La Unión Europea se prepara para un drástico endurecimiento en su política fronteriza tras la aprobación de una estricta reforma migratoria que facilitará la detención prolongada de migrantes hasta por dos años y abrirá la puerta a la creación de centros de deportación ubicados fuera de las fronteras del bloque comunitario.
El nuevo reglamento impone una rigurosa obligación de salida y cooperación para aquellas personas sujetas a expulsión; quienes decidan desobedecer la norma, presenten un riesgo para la seguridad o muestren indicios de fuga, se enfrentarán a los mencionados periodos máximos de reclusión.

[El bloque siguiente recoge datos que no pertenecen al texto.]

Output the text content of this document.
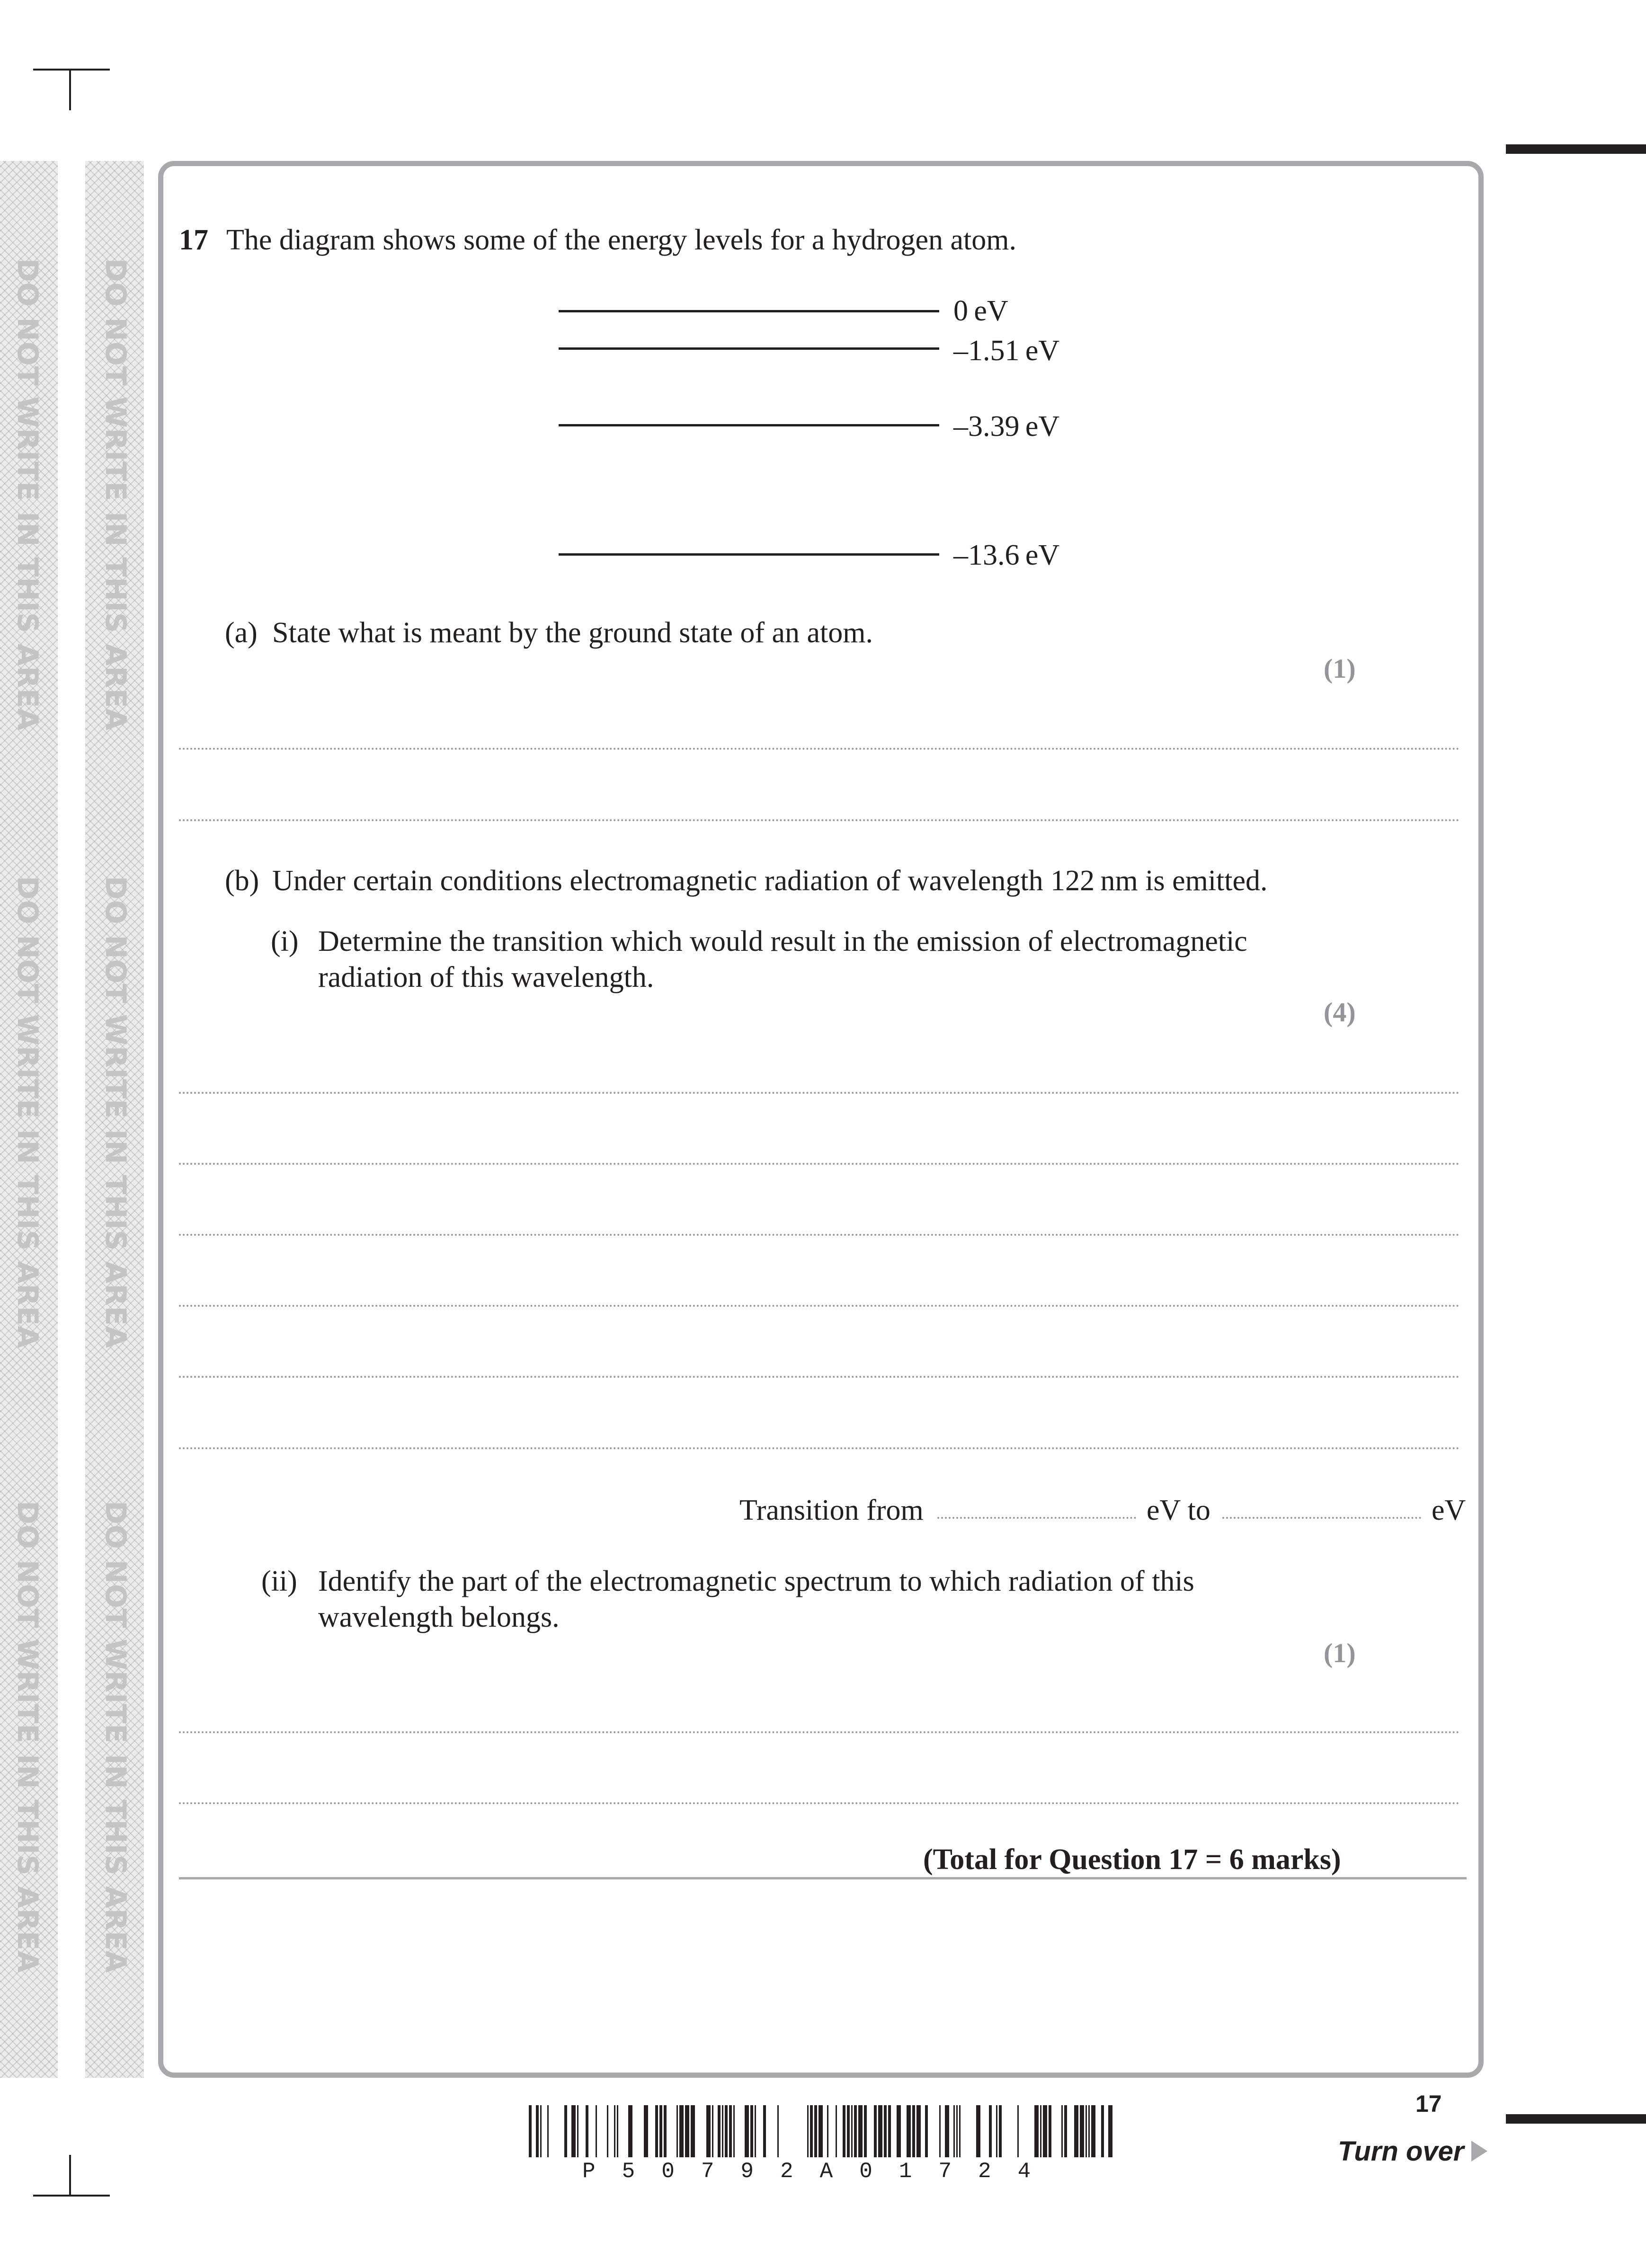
DO NOT WRITE IN THIS AREA
DO NOT WRITE IN THIS AREA
DO NOT WRITE IN THIS AREA
DO NOT WRITE IN THIS AREA
DO NOT WRITE IN THIS AREA
DO NOT WRITE IN THIS AREA
17 The diagram shows some of the energy levels for a hydrogen atom.
0 eV
–1.51 eV
–3.39 eV
–13.6 eV
(a) State what is meant by the ground state of an atom.
(1)
(b) Under certain conditions electromagnetic radiation of wavelength 122 nm is emitted.
(i) Determine the transition which would result in the emission of electromagnetic
radiation of this wavelength.
(4)
Transition from	eV to	eV
(ii) Identify the part of the electromagnetic spectrum to which radiation of this
wavelength belongs.
(1)
(Total for Question 17 = 6 marks)
P50792A01724
17
Turn over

Sectores de izquierda advierten similitudes con las políticas de Trump:
La trascendental decisión se concretó este miércoles 17 de junio en la cámara de Estrasburgo, donde la propuesta superó uno de sus últimos filtros legislativos en la Unión Europea al consolidar una votación de 418 respaldos frente a 218 votos en contra.

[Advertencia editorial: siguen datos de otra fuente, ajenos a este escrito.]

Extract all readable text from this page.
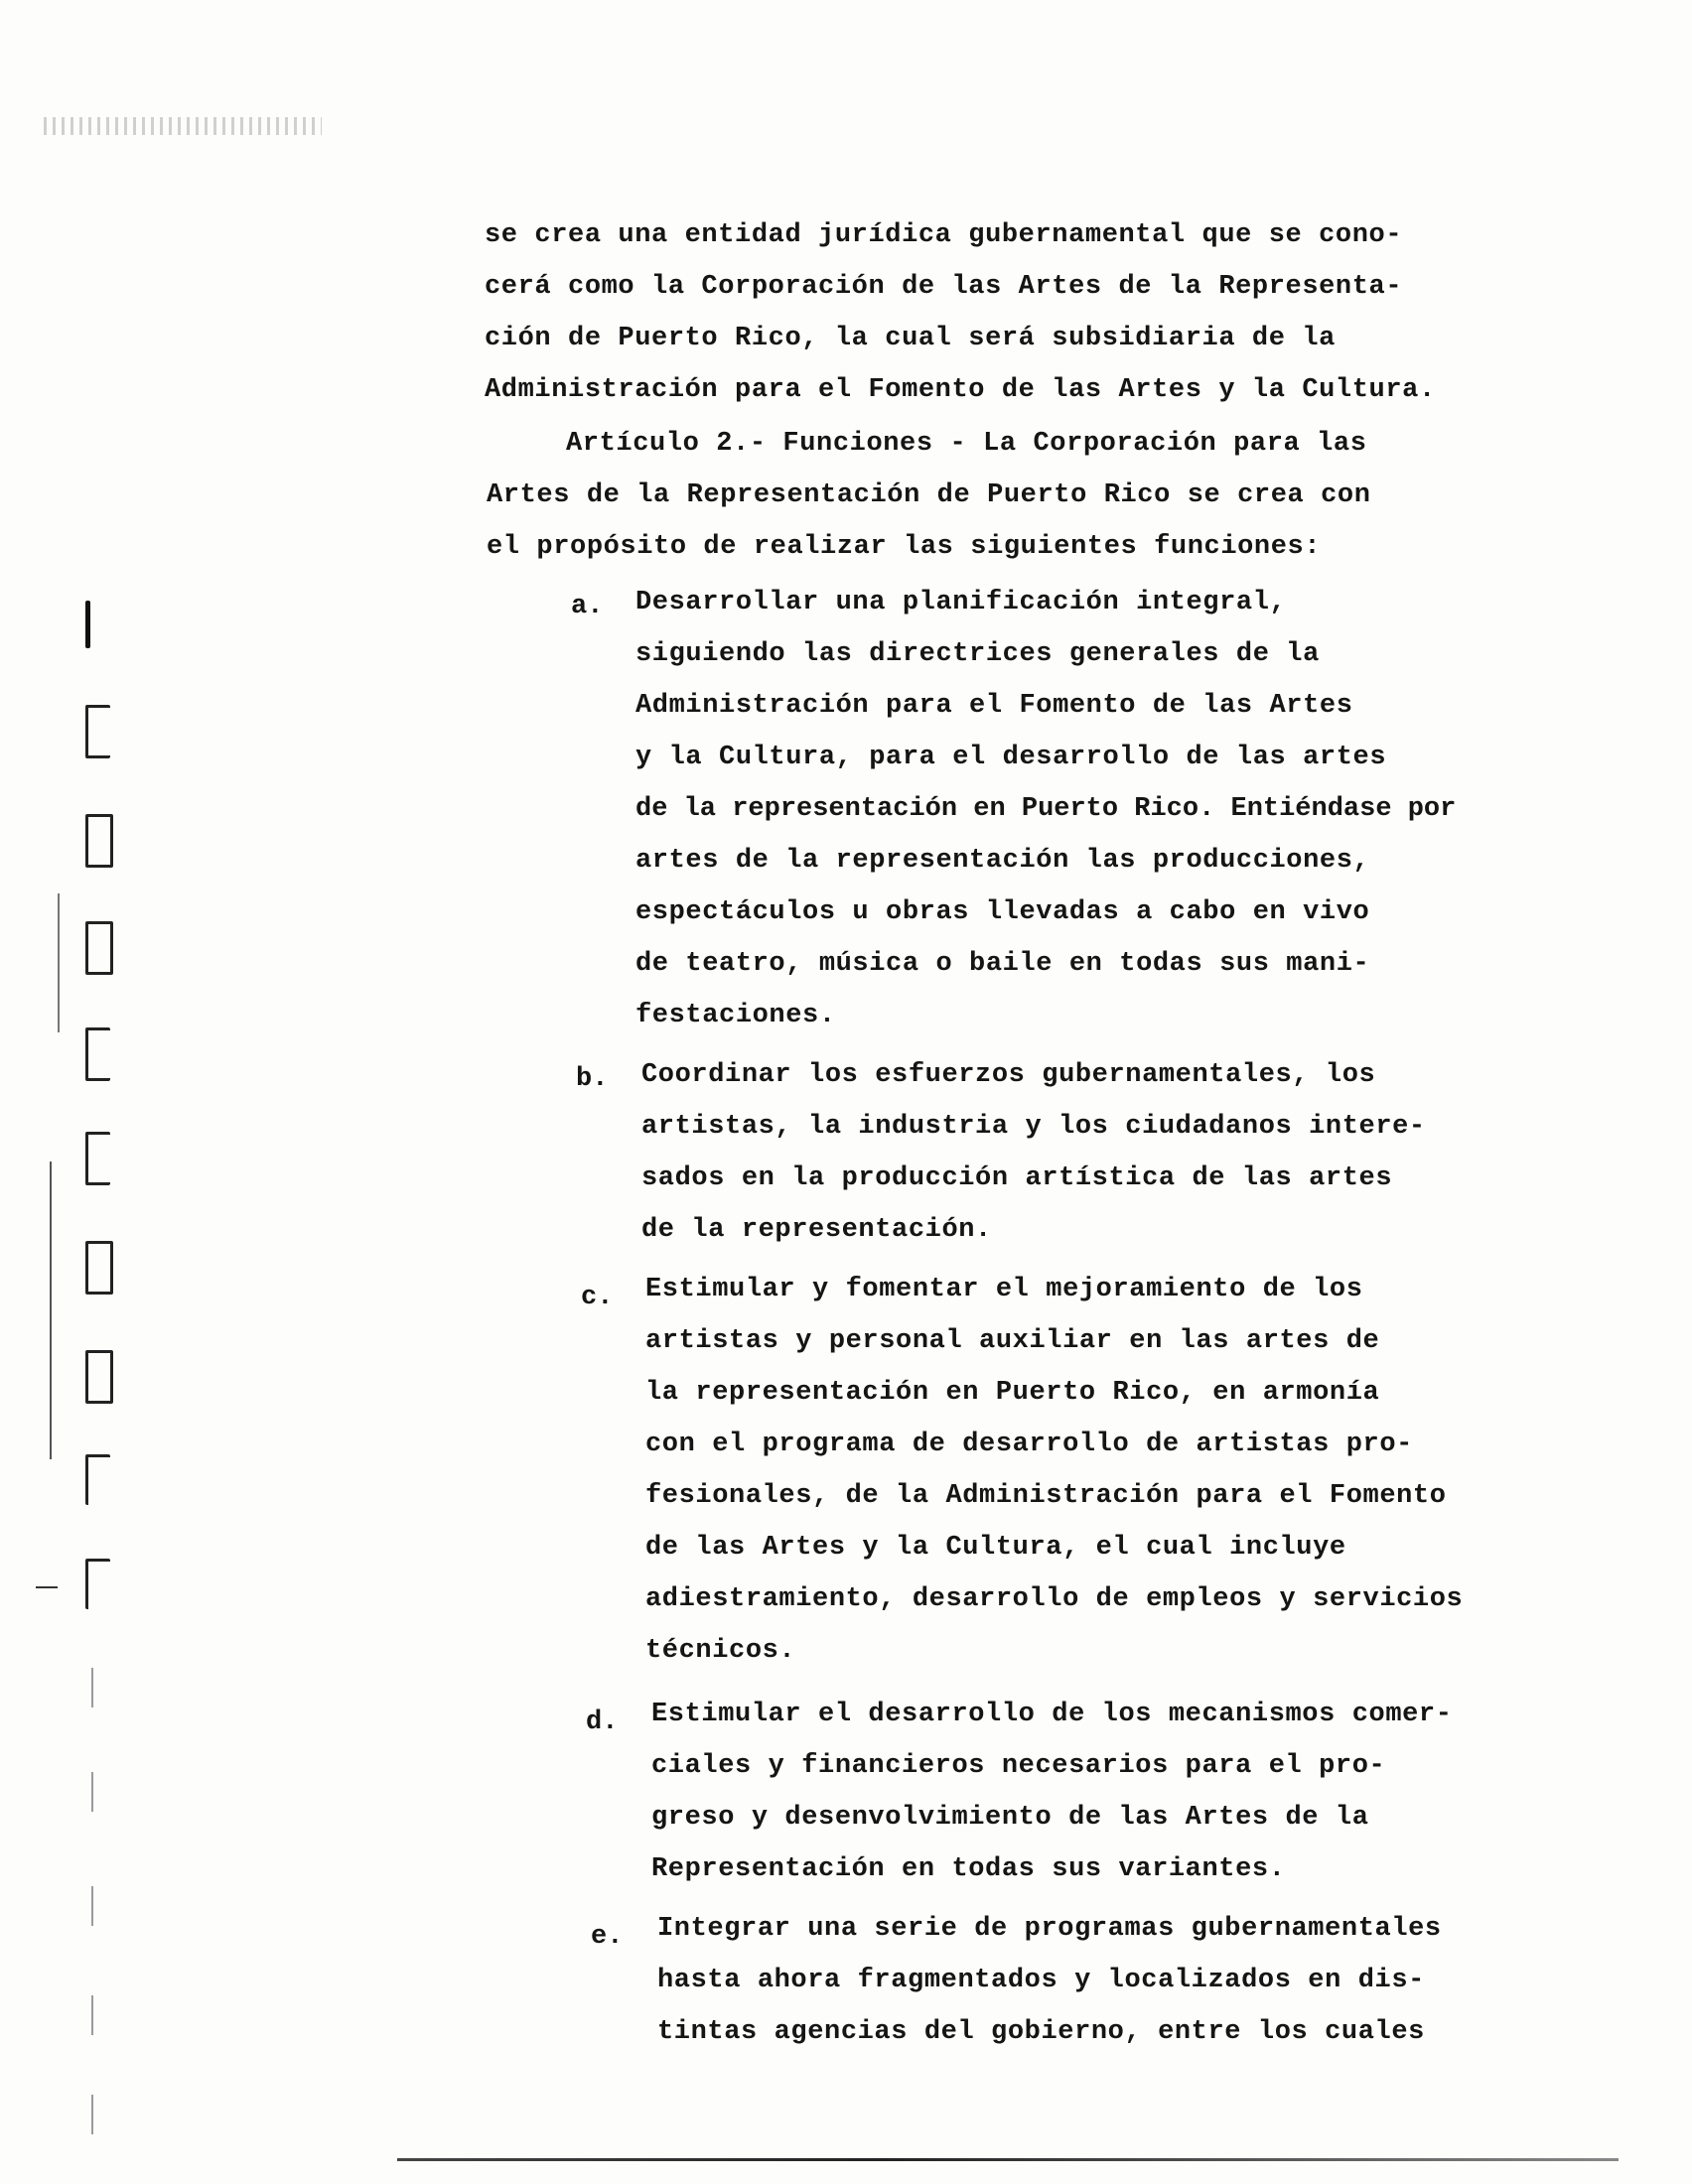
se crea una entidad jurídica gubernamental que se cono-
cerá como la Corporación de las Artes de la Representa-
ción de Puerto Rico, la cual será subsidiaria de la
Administración para el Fomento de las Artes y la Cultura.
Artículo 2.- Funciones - La Corporación para las
Artes de la Representación de Puerto Rico se crea con
el propósito de realizar las siguientes funciones:
a. Desarrollar una planificación integral,
siguiendo las directrices generales de la
Administración para el Fomento de las Artes
y la Cultura, para el desarrollo de las artes
de la representación en Puerto Rico. Entiéndase por
artes de la representación las producciones,
espectáculos u obras llevadas a cabo en vivo
de teatro, música o baile en todas sus mani-
festaciones.
b. Coordinar los esfuerzos gubernamentales, los
artistas, la industria y los ciudadanos intere-
sados en la producción artística de las artes
de la representación.
c. Estimular y fomentar el mejoramiento de los
artistas y personal auxiliar en las artes de
la representación en Puerto Rico, en armonía
con el programa de desarrollo de artistas pro-
fesionales, de la Administración para el Fomento
de las Artes y la Cultura, el cual incluye
adiestramiento, desarrollo de empleos y servicios
técnicos.
d. Estimular el desarrollo de los mecanismos comer-
ciales y financieros necesarios para el pro-
greso y desenvolvimiento de las Artes de la
Representación en todas sus variantes.
e. Integrar una serie de programas gubernamentales
hasta ahora fragmentados y localizados en dis-
tintas agencias del gobierno, entre los cuales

El desenlace en el hemiciclo escenificó la profunda fractura ideológica del continente: mientras los sectores de derecha y extrema derecha celebraron el resultado con vítores, las bancadas de izquierda respondieron con gritos de «vergüenza», sumándose al malestar de las organizaciones de derechos humanos que han alertado que estas restricciones guardan una peligrosa similitud con las políticas migratorias de la era Trump.
Centros de retorno en el exterior podrían operar desde 2027:
Esta transformación legal responde a un giro generalizado de los gobiernos europeos hacia posturas más inflexibles, impulsado por el avance de las fuerzas de extrema derecha en los recientes procesos electorales y un cambio en la percepción de la opinión pública.

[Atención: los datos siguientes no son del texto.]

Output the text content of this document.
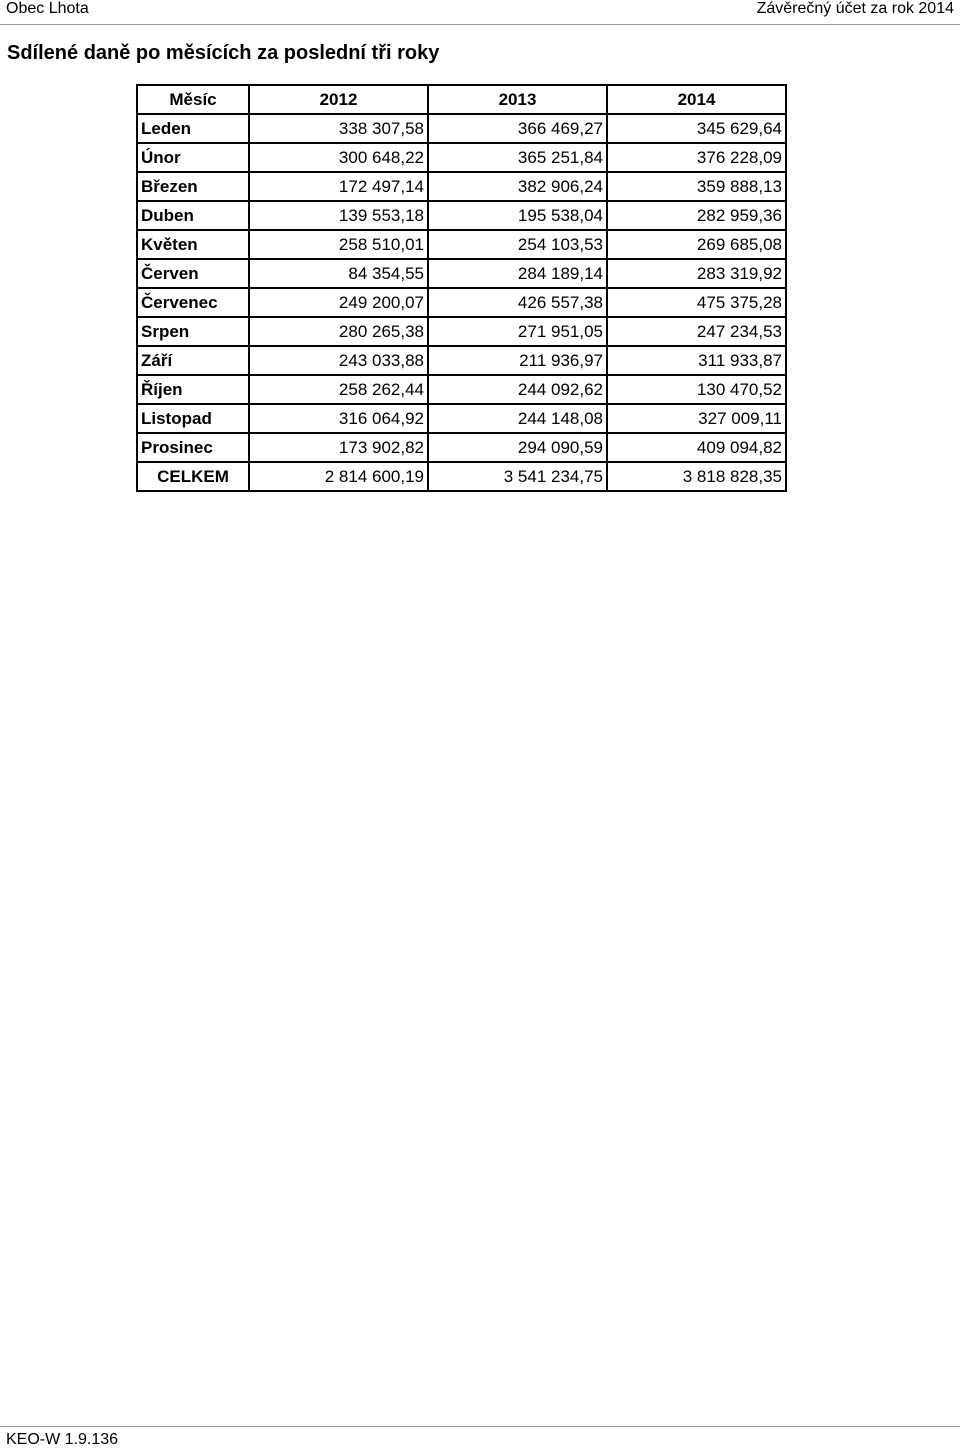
Obec Lhota	Závěrečný účet za rok 2014
Sdílené daně po měsících za poslední tři roky
Měsíc	2012	2013	2014
Leden	338 307,58	366 469,27	345 629,64
Únor	300 648,22	365 251,84	376 228,09
Březen	172 497,14	382 906,24	359 888,13
Duben	139 553,18	195 538,04	282 959,36
Květen	258 510,01	254 103,53	269 685,08
Červen	84 354,55	284 189,14	283 319,92
Červenec	249 200,07	426 557,38	475 375,28
Srpen	280 265,38	271 951,05	247 234,53
Září	243 033,88	211 936,97	311 933,87
Říjen	258 262,44	244 092,62	130 470,52
Listopad	316 064,92	244 148,08	327 009,11
Prosinec	173 902,82	294 090,59	409 094,82
CELKEM	2 814 600,19	3 541 234,75	3 818 828,35
KEO-W 1.9.136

Al defender el paquete normativo, el comisario europeo de Migración, Magnus Brunner, argumentó con firmeza: «Este reglamento deja claro que somos nosotros, y no los traficantes, quienes decidimos quién puede quedarse en la Unión Europea y quién debe marcharse».
Bajo el amparo de la nueva legislación, los denominados «centros de retorno» en el extranjero ya se perfilan en la agenda de varios Estados miembros. Países como Dinamarca, Austria, Alemania, Países Bajos y Grecia lideran los esfuerzos para externalizar la gestión migratoria hacia esos complejos donde serán derivados quienes no tengan permiso de estancia. La hoja de ruta institucional ya cuenta con plazos definidos; según lo adelantado el pasado domingo por el primer ministro griego, Kyriakos Mitsotakis, el propósito principal del bloque es «concluir los primeros acuerdos para la creación de estas estructuras en 2026, de modo que puedan estar operativas en 2027».